I’m not the only one at Microsoft who’s written about this impedance mismatch or tried to solve it. Gavin Bierman, Wolfram Schulte and Erik Meijer wrote in their paper Programming with Circles, Triangles and Rectangles an entire section about this mismatch. Below are links to descriptions of a couple of the mismatches they found most interesting

The mismatch between XML and object data-models
     Edge-labelled vs. Node-labelled
     Attributes versus elements
     Elements versus complex and simple types
     Multiple occurrences of the same child element
     Anonymous types
     Substitution groups vs derivation and the closed world assumption
     Namespaces, namespaces as values
     Occurence constraints part of container instead of type
     Mixed content

There is a lot of discussion one could have about the impedance mismatch between the CLR type system and the XSD type system but one thing you can’t say is that it doesn’t exist or that it can be ignored if building schema-centric applications.

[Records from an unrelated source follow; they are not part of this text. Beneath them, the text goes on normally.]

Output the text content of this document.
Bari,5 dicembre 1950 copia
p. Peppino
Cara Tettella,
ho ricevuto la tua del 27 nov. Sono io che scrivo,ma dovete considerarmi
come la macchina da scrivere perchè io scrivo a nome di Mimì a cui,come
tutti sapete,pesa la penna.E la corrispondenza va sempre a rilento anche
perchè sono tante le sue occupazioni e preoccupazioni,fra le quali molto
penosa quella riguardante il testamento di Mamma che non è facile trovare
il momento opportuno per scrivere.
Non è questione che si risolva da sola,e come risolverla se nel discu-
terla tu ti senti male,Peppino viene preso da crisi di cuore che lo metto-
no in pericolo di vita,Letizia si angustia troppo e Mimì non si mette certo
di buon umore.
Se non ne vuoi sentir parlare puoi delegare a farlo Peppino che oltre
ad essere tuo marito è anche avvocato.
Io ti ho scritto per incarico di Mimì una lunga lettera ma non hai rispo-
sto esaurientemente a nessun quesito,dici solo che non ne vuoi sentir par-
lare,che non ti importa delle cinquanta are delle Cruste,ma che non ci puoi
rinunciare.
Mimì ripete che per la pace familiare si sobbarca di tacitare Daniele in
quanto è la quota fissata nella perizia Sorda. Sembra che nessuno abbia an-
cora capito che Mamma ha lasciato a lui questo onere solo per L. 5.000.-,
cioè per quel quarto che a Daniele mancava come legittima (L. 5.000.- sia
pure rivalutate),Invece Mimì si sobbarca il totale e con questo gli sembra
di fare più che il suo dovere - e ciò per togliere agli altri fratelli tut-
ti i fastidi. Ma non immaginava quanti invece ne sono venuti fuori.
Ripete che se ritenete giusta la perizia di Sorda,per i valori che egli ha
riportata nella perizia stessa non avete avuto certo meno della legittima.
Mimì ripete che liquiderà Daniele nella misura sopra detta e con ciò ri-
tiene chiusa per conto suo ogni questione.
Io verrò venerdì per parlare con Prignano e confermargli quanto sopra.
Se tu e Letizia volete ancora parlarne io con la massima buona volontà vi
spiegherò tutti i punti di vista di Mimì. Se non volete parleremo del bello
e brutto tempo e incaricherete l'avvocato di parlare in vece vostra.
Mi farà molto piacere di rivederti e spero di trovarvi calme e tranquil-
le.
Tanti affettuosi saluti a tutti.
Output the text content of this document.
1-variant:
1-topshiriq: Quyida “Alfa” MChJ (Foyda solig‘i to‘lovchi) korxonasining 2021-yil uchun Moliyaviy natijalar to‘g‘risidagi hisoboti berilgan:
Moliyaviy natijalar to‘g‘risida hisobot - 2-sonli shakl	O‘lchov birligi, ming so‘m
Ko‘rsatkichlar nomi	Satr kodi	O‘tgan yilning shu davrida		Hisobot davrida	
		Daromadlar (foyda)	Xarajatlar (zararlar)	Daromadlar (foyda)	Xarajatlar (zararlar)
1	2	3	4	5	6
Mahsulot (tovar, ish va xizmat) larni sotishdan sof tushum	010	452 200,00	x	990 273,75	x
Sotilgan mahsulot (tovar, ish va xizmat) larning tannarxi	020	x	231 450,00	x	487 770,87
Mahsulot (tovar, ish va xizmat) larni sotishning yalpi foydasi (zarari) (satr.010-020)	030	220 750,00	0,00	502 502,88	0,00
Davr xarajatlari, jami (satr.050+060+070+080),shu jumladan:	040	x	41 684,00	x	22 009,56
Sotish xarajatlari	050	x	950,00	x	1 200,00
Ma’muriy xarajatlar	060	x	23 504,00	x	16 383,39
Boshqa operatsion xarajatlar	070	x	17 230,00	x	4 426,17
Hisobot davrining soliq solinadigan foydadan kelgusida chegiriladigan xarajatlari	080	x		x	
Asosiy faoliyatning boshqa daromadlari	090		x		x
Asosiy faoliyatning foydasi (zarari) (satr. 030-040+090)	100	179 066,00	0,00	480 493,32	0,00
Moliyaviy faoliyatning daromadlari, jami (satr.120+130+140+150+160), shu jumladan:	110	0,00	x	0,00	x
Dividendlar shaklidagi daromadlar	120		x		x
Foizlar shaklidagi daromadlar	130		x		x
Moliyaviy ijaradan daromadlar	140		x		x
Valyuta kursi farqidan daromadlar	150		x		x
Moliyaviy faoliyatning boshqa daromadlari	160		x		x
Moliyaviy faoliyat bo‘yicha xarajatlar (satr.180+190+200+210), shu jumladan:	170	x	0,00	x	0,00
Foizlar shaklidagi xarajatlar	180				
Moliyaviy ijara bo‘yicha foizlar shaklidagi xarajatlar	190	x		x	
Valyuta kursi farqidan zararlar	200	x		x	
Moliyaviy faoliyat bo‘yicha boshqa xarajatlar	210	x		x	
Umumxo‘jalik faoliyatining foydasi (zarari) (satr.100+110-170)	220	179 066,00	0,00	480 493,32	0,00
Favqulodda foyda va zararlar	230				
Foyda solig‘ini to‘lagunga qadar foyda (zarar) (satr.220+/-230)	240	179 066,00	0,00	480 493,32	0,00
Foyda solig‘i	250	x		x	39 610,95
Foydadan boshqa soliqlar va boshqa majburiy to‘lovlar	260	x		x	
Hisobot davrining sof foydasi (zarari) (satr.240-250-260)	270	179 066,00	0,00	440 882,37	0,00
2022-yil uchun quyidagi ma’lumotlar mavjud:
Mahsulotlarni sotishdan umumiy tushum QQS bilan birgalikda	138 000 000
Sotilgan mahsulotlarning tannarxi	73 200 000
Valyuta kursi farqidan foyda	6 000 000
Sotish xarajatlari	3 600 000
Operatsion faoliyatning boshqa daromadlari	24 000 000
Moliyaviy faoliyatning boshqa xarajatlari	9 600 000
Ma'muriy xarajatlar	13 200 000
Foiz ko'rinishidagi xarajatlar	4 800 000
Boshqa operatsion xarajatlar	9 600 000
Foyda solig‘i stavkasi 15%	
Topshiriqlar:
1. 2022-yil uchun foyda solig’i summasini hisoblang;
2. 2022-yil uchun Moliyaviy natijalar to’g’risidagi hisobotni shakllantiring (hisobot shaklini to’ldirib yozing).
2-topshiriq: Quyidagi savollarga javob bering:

    In conclusion, the brief summary is that if one is mapping objects to XML for the purpose of serializing their state then there is a good match between the CLR & XSD type systems since the XSD type system is more expressive than the CLR type system. On the other hand, if one is trying to go from XSD to the CLR type system there are significant impedance mismatches some of which are limitations of the current tools (e.g. XmlSerializer could code gen range checks for derivation by restriction of simple types or uniqueness tests for identity constraints ) while others are fundamental differences between the XSD type system and object oriented programming such as the difference between derivation by restriction in XSD and type derivation.